In many cases, an adult child or other support person wants to help with transportation or appointment reminders. That help can be useful, but I still need to protect confidentiality. I encourage people to decide before the appointment whether they want that support person involved in scheduling only, attendance verification only, or broader care coordination through a signed release.

Local orientation can also reduce no-shows. Someone who works near Renown South Meadows Medical Center may need to plan around a long cross-town drive. Someone from Old Southwest may be able to combine an intake with other downtown tasks more easily. Someone coming down from the Toll Road Area may need extra time built in so a late start does not become a missed appointment. Those are small details, yet they often decide whether treatment actually begins.

In Reno, behavioral health counseling often falls in the $125 to $250 per session or behavioral-health appointment range, depending on symptom complexity, substance-use or co-occurring concerns, treatment-plan needs, coping-skills goals, release-form requirements, court or probation documentation requirements, referral coordination scope, family or support-person involvement, and documentation turnaround timing.

What happens after the intake, and when should I seek urgent help instead?

After the intake, I usually give a clear sequence: whether to start behavioral health counseling, whether a referral should happen first, whether a release needs to be signed, whether outside records should be requested, and what kind of follow-up appointment makes sense.

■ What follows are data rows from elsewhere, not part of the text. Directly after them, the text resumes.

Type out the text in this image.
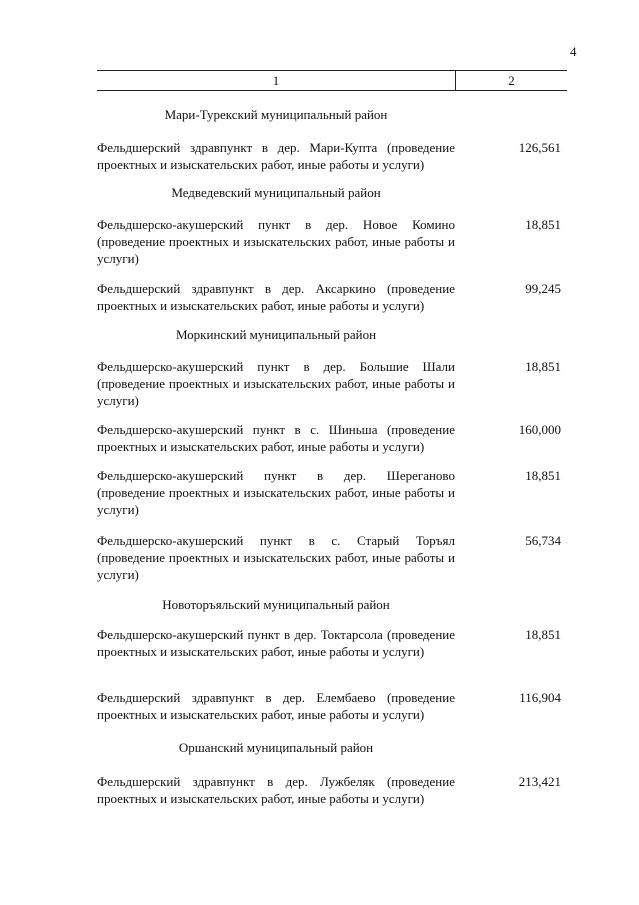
4
1	2
Мари-Турекский муниципальный район
Фельдшерский здравпункт в дер. Мари-Купта (проведение проектных и изыскательских работ, иные работы и услуги)
126,561
Медведевский муниципальный район
Фельдшерско-акушерский пункт в дер. Новое Комино (проведение проектных и изыскательских работ, иные работы и услуги)
18,851
Фельдшерский здравпункт в дер. Аксаркино (проведение проектных и изыскательских работ, иные работы и услуги)
99,245
Моркинский муниципальный район
Фельдшерско-акушерский пункт в дер. Большие Шали (проведение проектных и изыскательских работ, иные работы и услуги)
18,851
Фельдшерско-акушерский пункт в с. Шиньша (проведение проектных и изыскательских работ, иные работы и услуги)
160,000
Фельдшерско-акушерский пункт в дер. Шереганово (проведение проектных и изыскательских работ, иные работы и услуги)
18,851
Фельдшерско-акушерский пункт в с. Старый Торъял (проведение проектных и изыскательских работ, иные работы и услуги)
56,734
Новоторъяльский муниципальный район
Фельдшерско-акушерский пункт в дер. Токтарсола (проведение проектных и изыскательских работ, иные работы и услуги)
18,851
Фельдшерский здравпункт в дер. Елембаево (проведение проектных и изыскательских работ, иные работы и услуги)
116,904
Оршанский муниципальный район
Фельдшерский здравпункт в дер. Лужбеляк (проведение проектных и изыскательских работ, иные работы и услуги)
213,421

The goal is to replace uncertainty with a practical plan that matches the evaluation.

Some people decide to begin counseling right away because the intake shows untreated anxiety, substance-use triggers, poor coping skills, or co-occurring stress that will not improve through paperwork alone. Others learn that the next step should be medical evaluation, psychiatric care, or a more intensive level of treatment before standard outpatient work makes sense. Conversely, some arrive expecting a long process and leave with a simple, manageable first step.

If you are dealing with a deadline before a hearing, specialty court staffing, or other review, the useful question is not only whether a document will exist. The better question is whether the intake has clarified the right treatment path, the proper release boundaries, and the follow-up needed so care does not stall after the first appointment.

If you are having suicidal thoughts, feel unable to stay safe, are showing signs of serious withdrawal, or are in acute crisis, a routine intake should not be the only plan. A calm next step may be calling the 988 Suicide & Crisis Lifeline, going to the nearest emergency room, or contacting Reno or Washoe County emergency services for immediate help.

The first intake should reduce confusion, explain the recommendation, and make the next action workable while balancing privacy, court-related obligations when authorized, and basic safety.

Next Step

If behavioral health counseling may be the right next step, gather recent treatment notes, referral paperwork, release-form questions, symptom concerns, treatment goals, and referral needs before scheduling.